Shoestring Theory is due for publication October 2024. You can pre-order your copy HERE
Chapter 2
It was frustrating how many times he got lost navigating the forest. Nothing serious, no fatal wrong turns that would careen him headfirst into a ditch, he was too smart for that, but Cyril took enough wrong turns the pink on his knuckles from carrying such a heavy load began to match the flush on his cheeks. This wasn’t supposed to pose a significant challenge for him. Not the forest he loved, in the kingdom he grew up in. But he had to admit to himself that for the better part of a decade, his excursions had consisted of shuffling to and from the cottage and the sea, the sea and the cottage. Most days, as soon as he woke up, he screwed his eyes shut and went straight back to sleep, willing time to move faster.
This was a lot of adventure all at once for someone so unaccustomed to it.
Finally, he spotted the ruddy peak of the spires poking out through the mess of trees, red contrasting green and the blue of the sky so strongly it felt like a beacon just for him.
He quickened his step, then, stumbling over his own feet, which seemed to have become too sluggish from traipsing through the woods to move as quickly as his brain willed them to. By the time he reached the wrought-iron gates separating the palace grounds from the thick of forest, his calves ached – but not his lower back, he noted with almost tearful gratitude, as it had been plaguing him since his mid-thirties – and he had to put Shoestring down.
Cyril gave the cat a warning glance not to stray and, squaring his own shoulders, marched purposefully inside a place he only just realised he never thought he’d see again.
It was normal, expected even, for none of the staff to pay him any mind as he sauntered into the palace halls through the servant’s entrance, cutting a path from the kitchen up to the main halls. The most attention he got were the curious looks from younger serving maids and the occasional valet, who weren’t yet masters of the art of minding their own business, and he realised quite quickly it was because he looked a fright.
A polished brass shield mounted on a wall reflected a dishevelled, dirty young man, with kohl running down his eyes from his uncontrollable sobbing earlier, smudges of green staining every inch of his clothes and raw knuckles like he’d gotten himself into a tavern brawl.
Cyril flushed and quickly looked away from the shield.
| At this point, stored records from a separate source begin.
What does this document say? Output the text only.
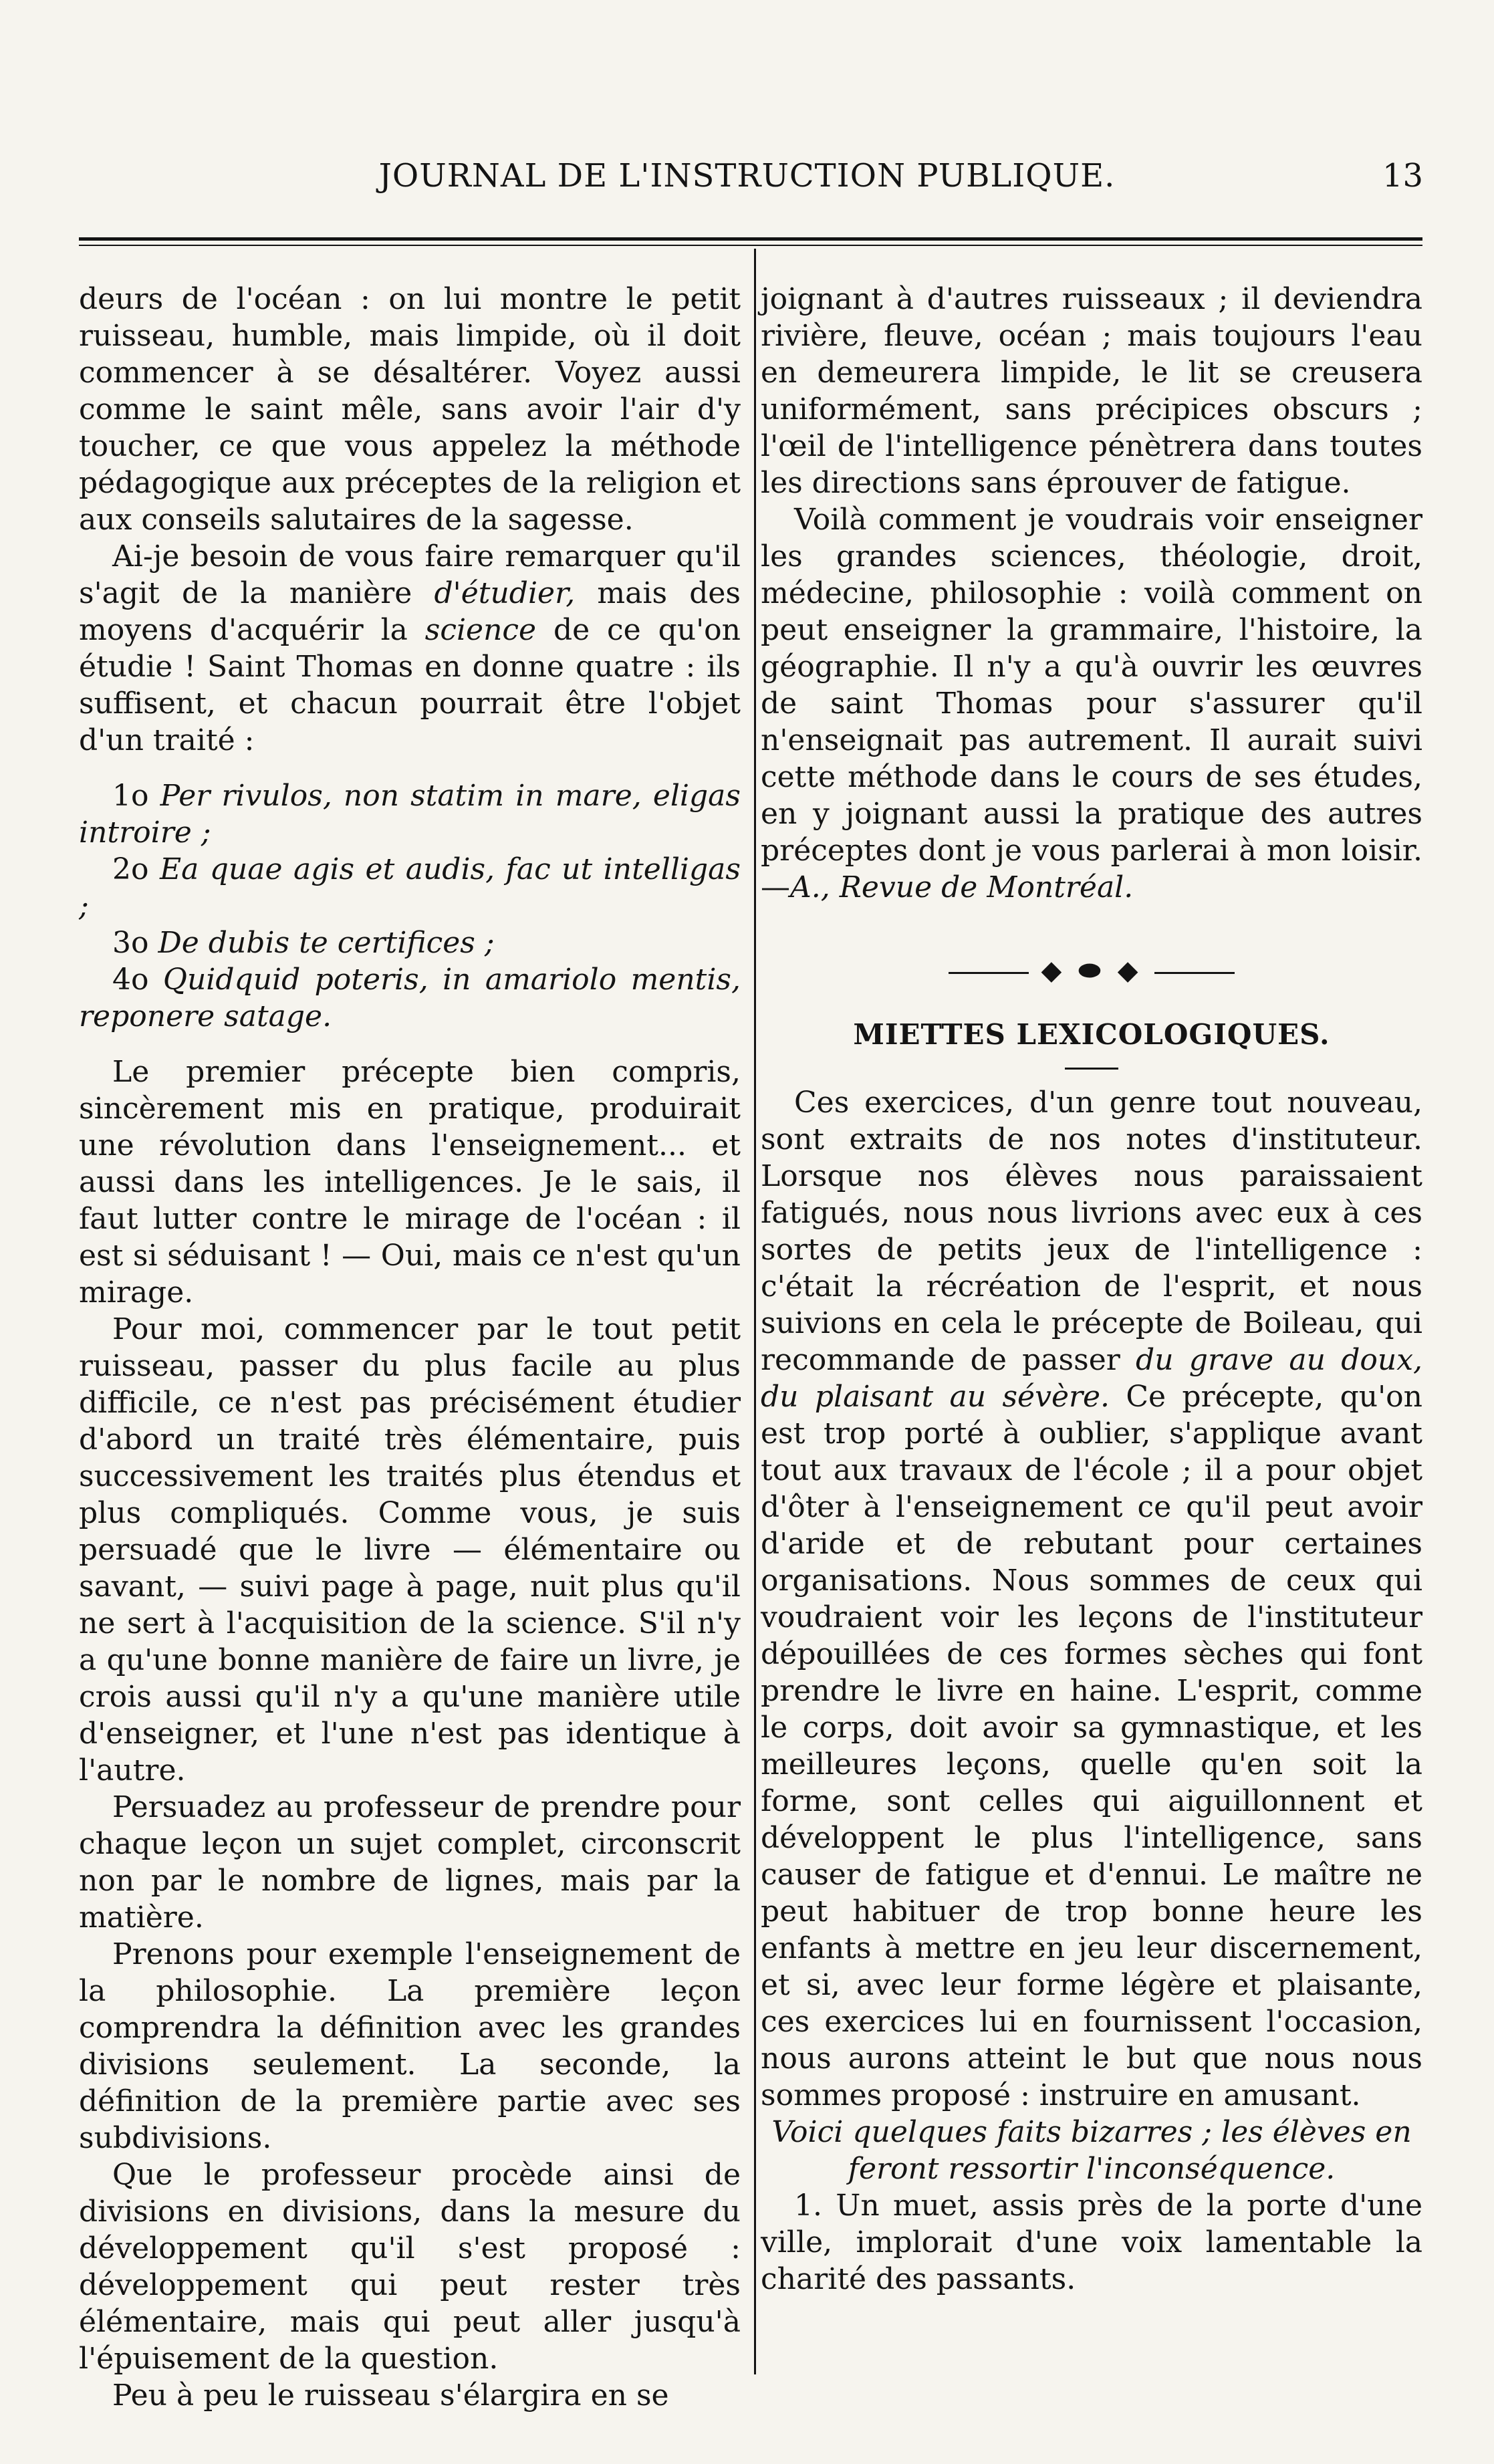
JOURNAL DE L'INSTRUCTION PUBLIQUE.	13

deurs de l'océan : on lui montre le petit ruisseau, humble, mais limpide, où il doit commencer à se désaltérer. Voyez aussi comme le saint mêle, sans avoir l'air d'y toucher, ce que vous appelez la méthode pédagogique aux préceptes de la religion et aux conseils salutaires de la sagesse.

Ai-je besoin de vous faire remarquer qu'il s'agit de la manière d'étudier, mais des moyens d'acquérir la science de ce qu'on étudie ! Saint Thomas en donne quatre : ils suffisent, et chacun pourrait être l'objet d'un traité :

1o Per rivulos, non statim in mare, eligas introire ;

2o Ea quae agis et audis, fac ut intelligas ;

3o De dubis te certifices ;

4o Quidquid poteris, in amariolo mentis, reponere satage.

Le premier précepte bien compris, sincèrement mis en pratique, produirait une révolution dans l'enseignement... et aussi dans les intelligences. Je le sais, il faut lutter contre le mirage de l'océan : il est si séduisant ! — Oui, mais ce n'est qu'un mirage.

Pour moi, commencer par le tout petit ruisseau, passer du plus facile au plus difficile, ce n'est pas précisément étudier d'abord un traité très élémentaire, puis successivement les traités plus étendus et plus compliqués. Comme vous, je suis persuadé que le livre — élémentaire ou savant, — suivi page à page, nuit plus qu'il ne sert à l'acquisition de la science. S'il n'y a qu'une bonne manière de faire un livre, je crois aussi qu'il n'y a qu'une manière utile d'enseigner, et l'une n'est pas identique à l'autre.

Persuadez au professeur de prendre pour chaque leçon un sujet complet, circonscrit non par le nombre de lignes, mais par la matière.

Prenons pour exemple l'enseignement de la philosophie. La première leçon comprendra la définition avec les grandes divisions seulement. La seconde, la définition de la première partie avec ses subdivisions.

Que le professeur procède ainsi de divisions en divisions, dans la mesure du développement qu'il s'est proposé : développement qui peut rester très élémentaire, mais qui peut aller jusqu'à l'épuisement de la question.

Peu à peu le ruisseau s'élargira en se

joignant à d'autres ruisseaux ; il deviendra rivière, fleuve, océan ; mais toujours l'eau en demeurera limpide, le lit se creusera uniformément, sans précipices obscurs ; l'œil de l'intelligence pénètrera dans toutes les directions sans éprouver de fatigue.

Voilà comment je voudrais voir enseigner les grandes sciences, théologie, droit, médecine, philosophie : voilà comment on peut enseigner la grammaire, l'histoire, la géographie. Il n'y a qu'à ouvrir les œuvres de saint Thomas pour s'assurer qu'il n'enseignait pas autrement. Il aurait suivi cette méthode dans le cours de ses études, en y joignant aussi la pratique des autres préceptes dont je vous parlerai à mon loisir.—A., Revue de Montréal.

◆ ⬬ ◆
MIETTES LEXICOLOGIQUES.

Ces exercices, d'un genre tout nouveau, sont extraits de nos notes d'instituteur. Lorsque nos élèves nous paraissaient fatigués, nous nous livrions avec eux à ces sortes de petits jeux de l'intelligence : c'était la récréation de l'esprit, et nous suivions en cela le précepte de Boileau, qui recommande de passer du grave au doux, du plaisant au sévère. Ce précepte, qu'on est trop porté à oublier, s'applique avant tout aux travaux de l'école ; il a pour objet d'ôter à l'enseignement ce qu'il peut avoir d'aride et de rebutant pour certaines organisations. Nous sommes de ceux qui voudraient voir les leçons de l'instituteur dépouillées de ces formes sèches qui font prendre le livre en haine. L'esprit, comme le corps, doit avoir sa gymnastique, et les meilleures leçons, quelle qu'en soit la forme, sont celles qui aiguillonnent et développent le plus l'intelligence, sans causer de fatigue et d'ennui. Le maître ne peut habituer de trop bonne heure les enfants à mettre en jeu leur discernement, et si, avec leur forme légère et plaisante, ces exercices lui en fournissent l'occasion, nous aurons atteint le but que nous nous sommes proposé : instruire en amusant.

Voici quelques faits bizarres ; les élèves en feront ressortir l'inconséquence.

1. Un muet, assis près de la porte d'une ville, implorait d'une voix lamentable la charité des passants.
He clicked his tongue to will Shoestring to match his pace as he began a casual jog to his own chambers before anyone important saw him and started asking questions.
The family he had grown up with kept a particular tradition. Since recorded history began centuries ago, the royalty governing the kingdom had insisted upon relying on the power of mages to aid their rule. The current ruling family, the Margraves, valued their mages so fondly that they made sure to give them a permanent home in the palace. Thus, the palace had a peculiarity.
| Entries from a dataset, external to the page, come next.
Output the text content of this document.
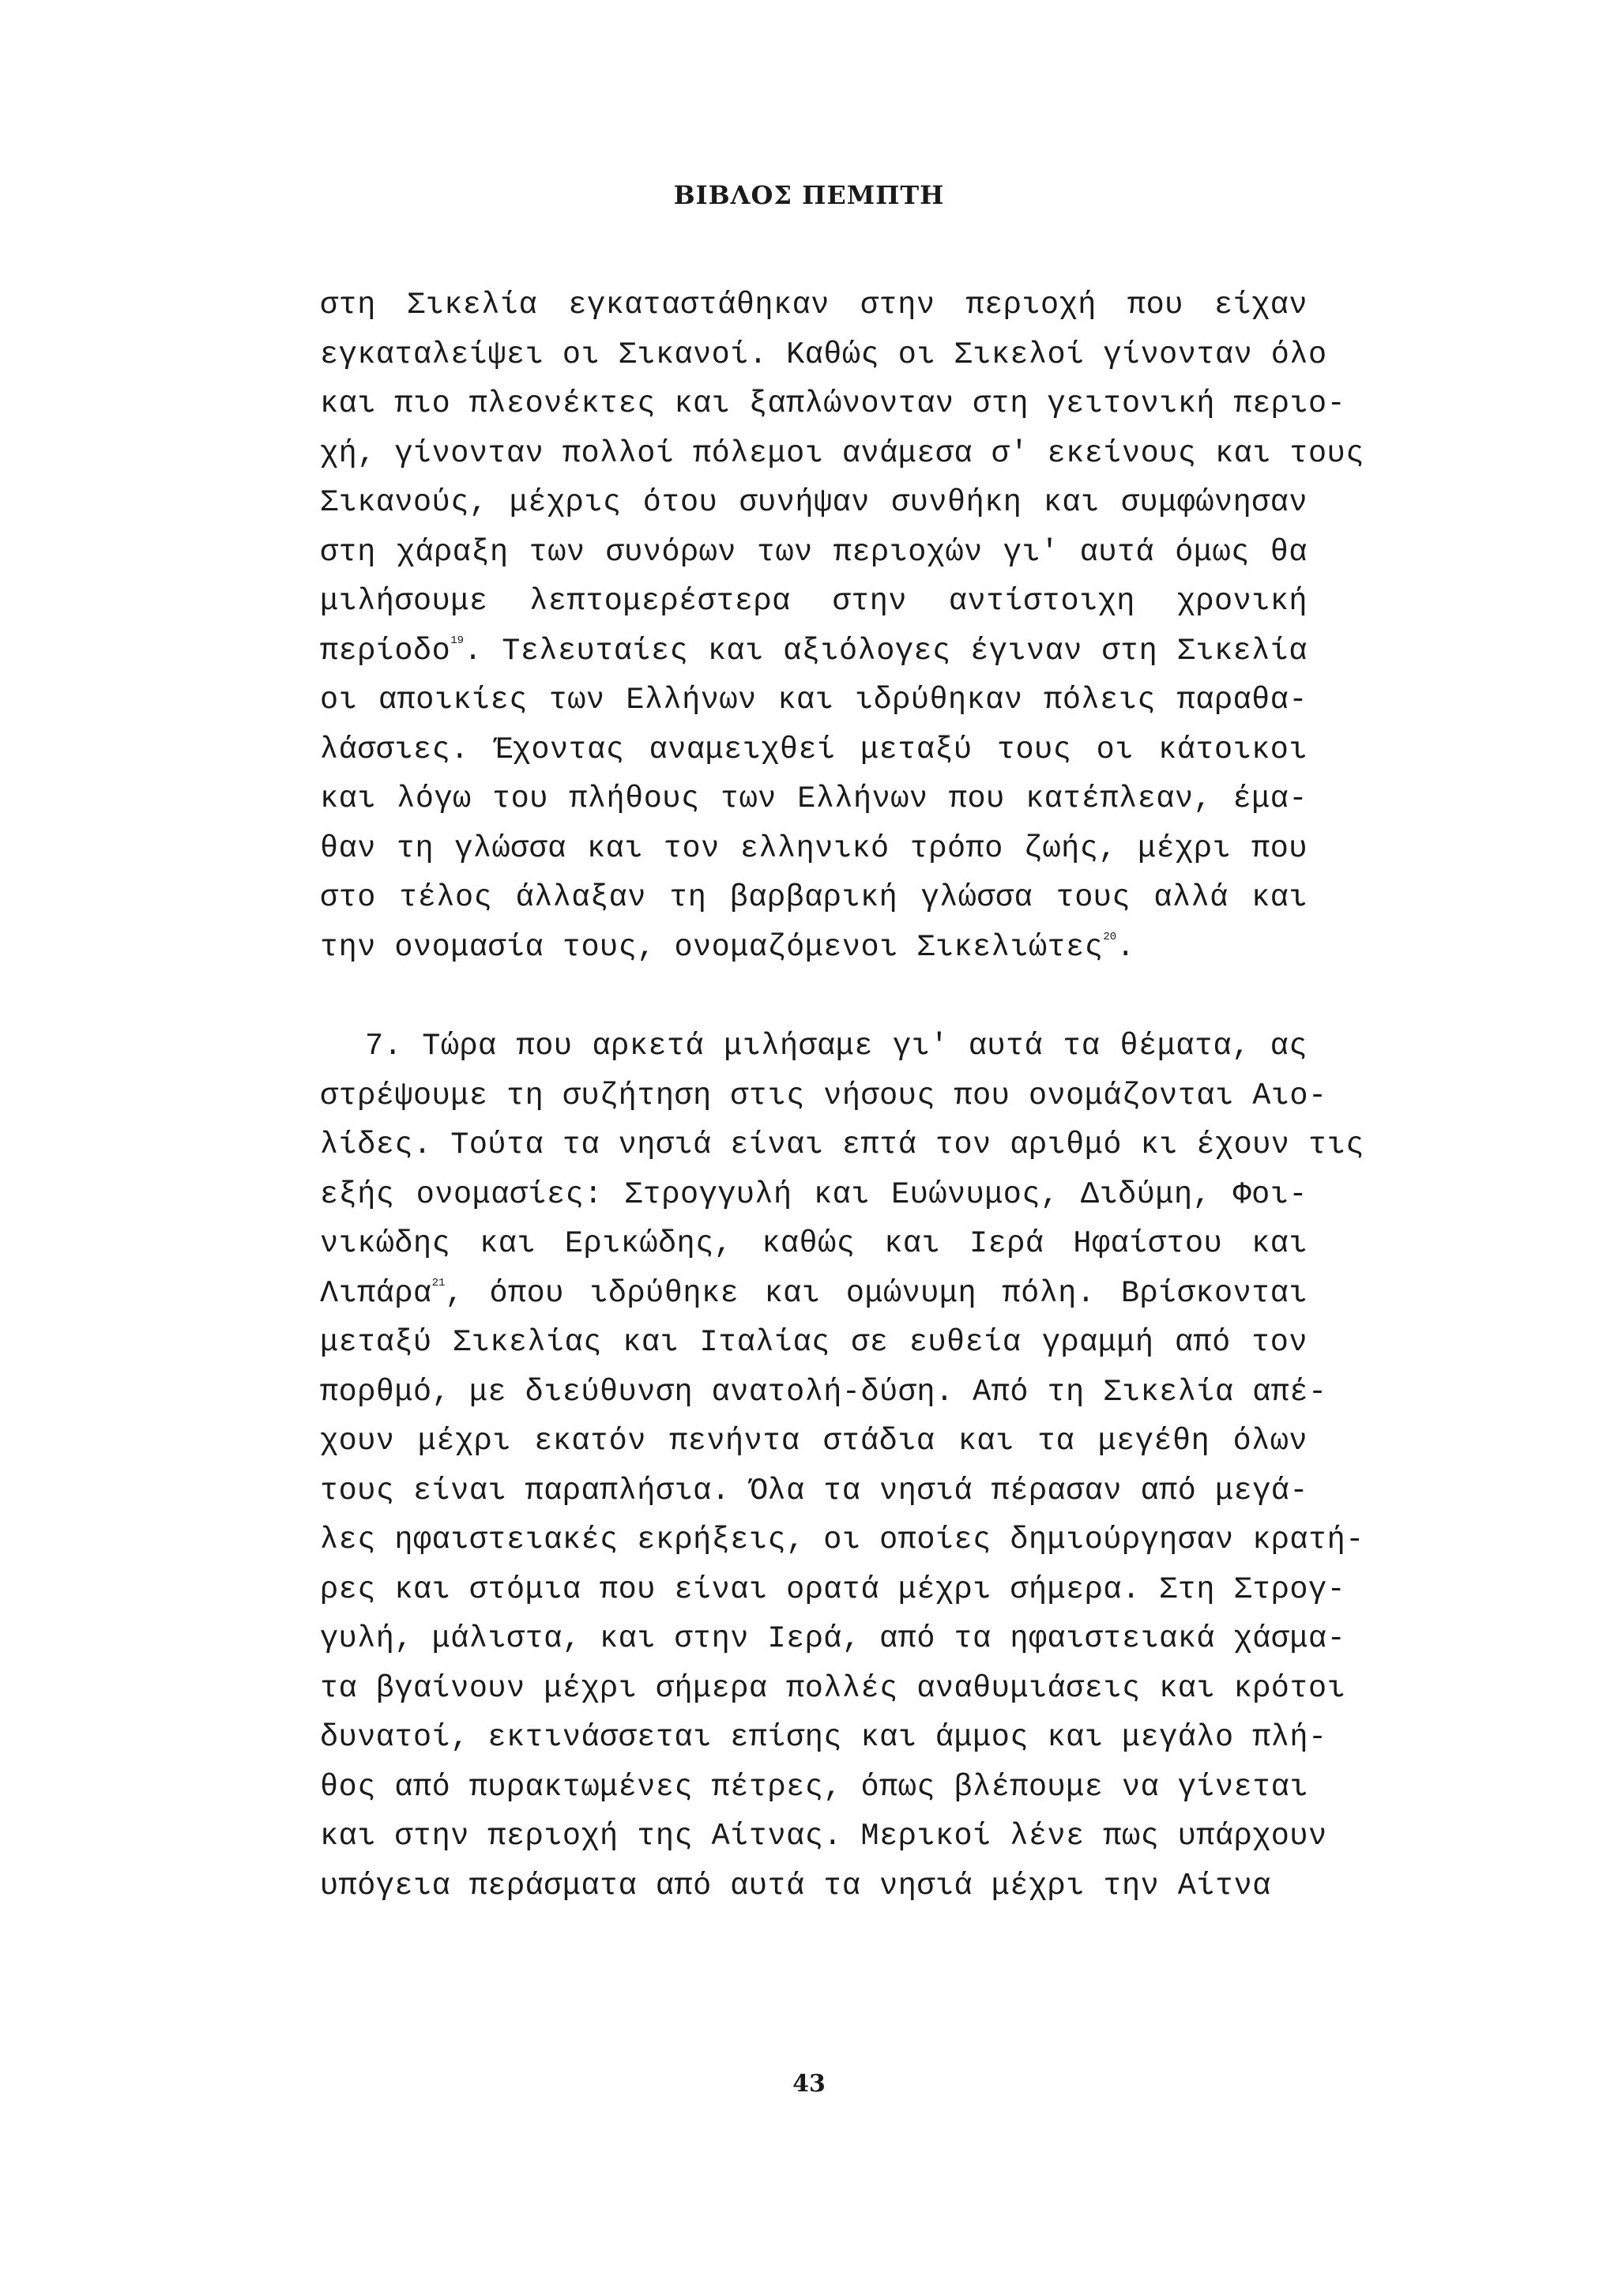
ΒΙΒΛΟΣ ΠΕΜΠΤΗ
στη Σικελία εγκαταστάθηκαν στην περιοχή που είχαν
εγκαταλείψει οι Σικανοί. Καθώς οι Σικελοί γίνονταν όλο
και πιο πλεονέκτες και ξαπλώνονταν στη γειτονική περιο-
χή, γίνονταν πολλοί πόλεμοι ανάμεσα σ' εκείνους και τους
Σικανούς, μέχρις ότου συνήψαν συνθήκη και συμφώνησαν
στη χάραξη των συνόρων των περιοχών γι' αυτά όμως θα
μιλήσουμε λεπτομερέστερα στην αντίστοιχη χρονική
περίοδο$^{19}$. Τελευταίες και αξιόλογες έγιναν στη Σικελία
οι αποικίες των Ελλήνων και ιδρύθηκαν πόλεις παραθα-
λάσσιες. Έχοντας αναμειχθεί μεταξύ τους οι κάτοικοι
και λόγω του πλήθους των Ελλήνων που κατέπλεαν, έμα-
θαν τη γλώσσα και τον ελληνικό τρόπο ζωής, μέχρι που
στο τέλος άλλαξαν τη βαρβαρική γλώσσα τους αλλά και
την ονομασία τους, ονομαζόμενοι Σικελιώτες$^{20}$.
7. Τώρα που αρκετά μιλήσαμε γι' αυτά τα θέματα, ας
στρέψουμε τη συζήτηση στις νήσους που ονομάζονται Αιο-
λίδες. Τούτα τα νησιά είναι επτά τον αριθμό κι έχουν τις
εξής ονομασίες: Στρογγυλή και Ευώνυμος, Διδύμη, Φοι-
νικώδης και Ερικώδης, καθώς και Ιερά Ηφαίστου και
Λιπάρα$^{21}$, όπου ιδρύθηκε και ομώνυμη πόλη. Βρίσκονται
μεταξύ Σικελίας και Ιταλίας σε ευθεία γραμμή από τον
πορθμό, με διεύθυνση ανατολή-δύση. Από τη Σικελία απέ-
χουν μέχρι εκατόν πενήντα στάδια και τα μεγέθη όλων
τους είναι παραπλήσια. Όλα τα νησιά πέρασαν από μεγά-
λες ηφαιστειακές εκρήξεις, οι οποίες δημιούργησαν κρατή-
ρες και στόμια που είναι ορατά μέχρι σήμερα. Στη Στρογ-
γυλή, μάλιστα, και στην Ιερά, από τα ηφαιστειακά χάσμα-
τα βγαίνουν μέχρι σήμερα πολλές αναθυμιάσεις και κρότοι
δυνατοί, εκτινάσσεται επίσης και άμμος και μεγάλο πλή-
θος από πυρακτωμένες πέτρες, όπως βλέπουμε να γίνεται
και στην περιοχή της Αίτνας. Μερικοί λένε πως υπάρχουν
υπόγεια περάσματα από αυτά τα νησιά μέχρι την Αίτνα
43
Still within its walls, towards the back centre of the palace, a king long ago had left ample room for a wide, open courtyard adorned with carefully manicured hanging-gardens. In its very middle, there was a tower that climbed seven storeys high, the tallest one in the entire kingdom. It had a red tiled roof the same colour as the rest of the spires flanking the palace walls.
It was a home within the palace, both separate from and attached to the main building, marking the mages of Farsala as both family and distinguished servants. Cyril had lived on the third floor of the tower with his aunt Heléne, the high-court witch for the current royal family, since he had first shown magical aptitude at the age of five.
In a sense, the Laverres had their own lineage that ran parallel to that of the de facto monarchs. He had lived the charmed life of a dukeling under his aunt’s tutelage, and the Margraves treated him like one of their own.
Aside from his years at the Academy for Arcane Arts from ages twelve to eighteen, the tower had been his home well into adulthood. Despite how foreign it felt to enter it now, no one batted an eye when he began the short ascent to his chambers, Shoestring following close behind.
He did still live on the third floor of the tower, which meant arthritic aunt Heléne was still clinging tooth and nail to her seat in court. He could hardly begrudge her: the kind of sway that came with having the ear of the most powerful people in all the land was at times intoxicating.
Nostalgia hit him like a brick to the head as soon as he opened the door to his living quarters. It painted such a clear portrait of a spoiled young man revelling in a luxury he never had need to earn that it made Cyril’s teeth hurt. Aunt Heléne had installed a series of complicated patterns and magic triggers when Cyril had initially moved in and she couldn’t be fussed to call a maidservant over every little childhood mess. Despite that, it still had the confused quality of being lived in by a youth who still hadn’t learned to be judicious with his keepsakes. He hadn’t properly gotten into his room yet – just the study where he liked to read and take his meals – but already paraphernalia clearly too important to be let go of was in every corner. Rolled up scrolls and maps of places he’d like to visit propped against the wall, clothes he’d shucked off and left on the sofa or on the chair or even on his writing desk, a frankly ridiculous assortments of pens and quills, two different stacks of notebooks, one filled to bursting with annotations and another with lofty plans to be penned in at a later date (half of which would be thrown out brand new the first time Cyril would try his hand at decluttering), souvenirs from distant lands, glorified paperweights or doorstops, vials of potions, scattered plates containing cherry pits or pistachio shells, stacked mugs of cold tea, three musical instruments he’d tried to learn and given up on just as quickly, scrying runes, a kaleidoscope (broken), a telescope (repaired), letters from his parents, from his school friends and from professors, a vanity permanently stained in pressed pigments and kohl, a cat tower fit for royalty and, for some reason, a tricycle.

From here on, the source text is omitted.